Lalu, mengapa hanya 50% yang on air? Di sinilah kompleksitasnya terletak. Keberfungsian sebuah BTS tidak hanya bergantung pada menara yang kokoh. Ia membutuhkan pasokan listrik yang stabil, akses jalan untuk perawatan, dan jaringan backhaul yang menghubungkannya ke inti jaringan. Ketika listrik belum stabil, seperti yang disinggung Meutya, BTS yang sudah diperbaiki pun hanya akan menjadi menara bisu. Pernyataan ini sekaligus merupakan apresiasi terselubung. “Kenapa perlu disebut, untuk mengapresiasi teman-teman operator juga yang meskipun keluarganya juga terdampak, di tengah bencana mereka coba memulihkan,” tutur Menkomdigi, menggarisbawahi human interest di balik angka-angka teknis tersebut.
Perbandingan dengan provinsi lain semakin mempertegas tantangan di Aceh. Data sementara yang dilaporkan Meutya menunjukkan pemulihan di Sumatra Barat (Sumbar) sudah mencapai 99 persen, sementara di Sumatra Utara (Sumut) sudah berada di kisaran 97-98 persen. Perbedaan yang mencolok ini mengindikasikan bahwa dampak bencana dan kondisi geografis di Aceh mungkin lebih kompleks, atau proses restorasi energi listriknya berjalan lebih lambat. Namun, di balik angka 50% itu, ada semangat gotong royong digital yang patut disorot.
Baca Juga:
Gotong Royong Digital: Ketika Operator, Starlink, dan SATRIA-1 Bersatu
Pemulihan ini jelas bukan kerja satu instansi. Meutya menegaskan kolaborasi yang terjalin erat. “Dan ini kerjanya bukan kerja Komdigi saja, kami koordinasi dengan seluruh operator seluler, bahkan Starlink, Satria-1 punya pemerintah, semuanya berjibaku.” Pernyataan ini menggambarkan sebuah ekosistem tanggap darurat digital yang mulai terbentuk. Masing-masing pihak membawa keunggulannya: operator seluler dengan jaringan BTS terestrialnya, Starlink dengan koneksi satelitnya yang cepat diterapkan, dan Satelit Republik Indonesia SATRIA-1 dengan cakupan luasnya untuk layanan pemerintahan dan publik.
Koordinasi data menjadi kunci lain. “Semua teman-teman operator juga mengkoordinasikan data-datanya di Komdigi sehingga kita tahu datanya yang cukup akurat,” tambah Meutya.
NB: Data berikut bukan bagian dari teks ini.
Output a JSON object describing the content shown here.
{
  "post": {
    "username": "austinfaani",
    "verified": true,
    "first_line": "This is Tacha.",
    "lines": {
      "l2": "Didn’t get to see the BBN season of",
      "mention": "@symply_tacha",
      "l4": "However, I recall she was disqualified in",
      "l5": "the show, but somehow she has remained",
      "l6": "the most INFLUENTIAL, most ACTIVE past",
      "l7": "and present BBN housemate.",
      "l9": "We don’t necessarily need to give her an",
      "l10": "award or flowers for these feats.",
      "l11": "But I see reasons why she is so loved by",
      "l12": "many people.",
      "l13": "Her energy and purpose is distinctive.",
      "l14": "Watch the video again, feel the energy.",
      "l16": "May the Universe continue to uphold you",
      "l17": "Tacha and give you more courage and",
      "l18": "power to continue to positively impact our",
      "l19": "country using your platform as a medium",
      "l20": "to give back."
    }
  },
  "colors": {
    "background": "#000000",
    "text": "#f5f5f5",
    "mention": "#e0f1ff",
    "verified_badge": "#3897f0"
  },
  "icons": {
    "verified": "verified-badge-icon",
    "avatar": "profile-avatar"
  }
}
Dalam situasi krisis, data yang akurat dan terpusat adalah kompas. Ia mencegah duplikasi usaha, mengarahkan bantuan ke daerah yang paling membutuhkan, dan memberikan gambaran real-time yang diperlukan untuk pengambilan keputusan. Model kolaborasi ini seharusnya menjadi blueprint untuk penanganan darurat digital di masa depan.
Lalu, apa urgensi dari semua upaya ini? Meutya menjawab dengan jelas: informasi. “Keberadaan BTS yang aktif memiliki peran penting bagi warga di daerah bencana, mengingat selain bantuan pokok seperti makanan, informasi menjadi hal penting yang sangat dibutuhkan khususnya dalam mengakses informasi darurat.” Di era digital, pemutusan akses komunikasi bukan hanya soal tidak bisa mengirim pesan; itu adalah pengasingan, penciptaan kepanikan, dan hambatan bagi logistik bantuan. Sinyal yang kembali hidup adalah pertanda bahwa isolasi telah berakhir.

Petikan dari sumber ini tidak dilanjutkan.